Although patrollers were occasionally dispatched to accompany select individuals, including President Gerald Ford, Vice-President Dan Quayle, and Jordan’s King Hussein, recently they weren’t even aware that a now-private-citizen Quayle was on the mountain until he stopped by headquarters to say hello. And all three patrollers were adamant that big shots got no preferential treatment. “We pulled passes when we thought passes needed to be pulled,” said one. “We pulled gold medallions,” he said, alluding to the expensive passes that give the bearer the privilege of skiing at any Colorado ski resort.

“But what if somebody like Kathy Ireland were caught breaking the rules?” I persisted.

“With so much clothing, you don’t recognize somebody skiing until you’re right in their face,” one said.

Curiously, most non-ski patrollers I talked to, including some on-mountain personnel, seemed to think it’s only human nature for ski patrollers to cut slack for someone like Michael Kennedy — provided a patroller knew what he looked like.

But one theory I heard maintained that ski patrollers don’t like playing cop.

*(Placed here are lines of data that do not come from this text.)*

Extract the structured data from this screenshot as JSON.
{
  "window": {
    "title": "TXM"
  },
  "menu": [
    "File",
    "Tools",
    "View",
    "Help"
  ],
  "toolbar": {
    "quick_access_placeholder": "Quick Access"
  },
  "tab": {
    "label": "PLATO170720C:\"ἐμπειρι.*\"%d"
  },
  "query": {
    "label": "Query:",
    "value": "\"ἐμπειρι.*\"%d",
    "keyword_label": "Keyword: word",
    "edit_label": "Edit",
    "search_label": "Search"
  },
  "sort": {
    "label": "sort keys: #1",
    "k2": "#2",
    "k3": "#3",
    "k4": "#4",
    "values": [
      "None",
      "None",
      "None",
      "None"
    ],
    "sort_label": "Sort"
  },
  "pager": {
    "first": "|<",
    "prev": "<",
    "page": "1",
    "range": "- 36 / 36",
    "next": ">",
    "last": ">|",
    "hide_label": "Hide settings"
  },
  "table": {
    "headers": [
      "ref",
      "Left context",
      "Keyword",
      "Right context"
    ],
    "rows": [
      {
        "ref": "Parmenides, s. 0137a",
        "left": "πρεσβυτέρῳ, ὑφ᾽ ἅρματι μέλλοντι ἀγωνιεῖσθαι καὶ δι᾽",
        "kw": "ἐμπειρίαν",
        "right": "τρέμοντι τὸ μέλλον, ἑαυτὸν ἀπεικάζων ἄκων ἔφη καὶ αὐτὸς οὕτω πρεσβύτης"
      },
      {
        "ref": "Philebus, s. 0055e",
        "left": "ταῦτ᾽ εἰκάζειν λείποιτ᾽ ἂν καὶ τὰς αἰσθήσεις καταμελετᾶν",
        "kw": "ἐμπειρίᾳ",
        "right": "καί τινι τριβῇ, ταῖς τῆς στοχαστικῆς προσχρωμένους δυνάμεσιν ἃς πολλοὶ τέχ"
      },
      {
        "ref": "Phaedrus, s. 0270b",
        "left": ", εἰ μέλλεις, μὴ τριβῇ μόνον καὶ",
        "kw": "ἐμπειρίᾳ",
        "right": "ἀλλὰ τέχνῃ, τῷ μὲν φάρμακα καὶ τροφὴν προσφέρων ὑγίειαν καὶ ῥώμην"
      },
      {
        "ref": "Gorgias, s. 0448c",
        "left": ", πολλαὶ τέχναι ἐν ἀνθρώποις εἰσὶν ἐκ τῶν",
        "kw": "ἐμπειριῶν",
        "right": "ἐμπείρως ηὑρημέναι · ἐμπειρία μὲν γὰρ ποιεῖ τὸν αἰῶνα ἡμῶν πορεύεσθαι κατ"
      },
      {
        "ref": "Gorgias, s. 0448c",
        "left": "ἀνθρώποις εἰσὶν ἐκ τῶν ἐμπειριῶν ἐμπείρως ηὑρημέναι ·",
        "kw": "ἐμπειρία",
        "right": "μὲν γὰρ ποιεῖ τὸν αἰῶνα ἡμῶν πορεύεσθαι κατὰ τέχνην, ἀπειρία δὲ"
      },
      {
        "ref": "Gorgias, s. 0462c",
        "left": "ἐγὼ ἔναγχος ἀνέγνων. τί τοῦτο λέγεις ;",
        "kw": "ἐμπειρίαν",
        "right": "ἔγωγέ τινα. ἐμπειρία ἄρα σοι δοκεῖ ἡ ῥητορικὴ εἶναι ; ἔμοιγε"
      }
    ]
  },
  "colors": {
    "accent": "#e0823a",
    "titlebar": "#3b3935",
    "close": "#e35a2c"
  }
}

And another theorist contended that probably some ski patrollers, like some police, probably like to swagger, and would actually like to bust celebrities. More pertinent, however, was the observation that ski patrollers have too many “wrecks” on the mountain to worry about policing all but the most blatant recklessness.

It should be noted that I talked with nobody from Aspen ski patrol, past or present, about any of this.

But undoubtedly, in the wake of Michael Kennedy and Sonny Bono smacking trees, there will be a new attention to overall skier safety, and not just reckless skiing or tree skiing. It will get into these other issues, too. The U.S. Forest Service, which controls the land on which most resorts are located, has already asked for such a “dialogue” among resorts along the I-70 corridor.

There will be more helmets (they were coming anyway). Ski areas will be able to argue for even more expansions, citing lower skier density. Subtle moves to discourage tree skiing will be made. Most interesting, however, will be the response from the marketing arm of the ski industry. Can skiing be both adventuresome, and very, very safe?

Myself, I’d love to see that lawsuit against Absolut Vodka end up in court. It’d be a fascinating case.

Allen Best recently retired as editor of the Vail Valley Times and now has more time to ski near the trees.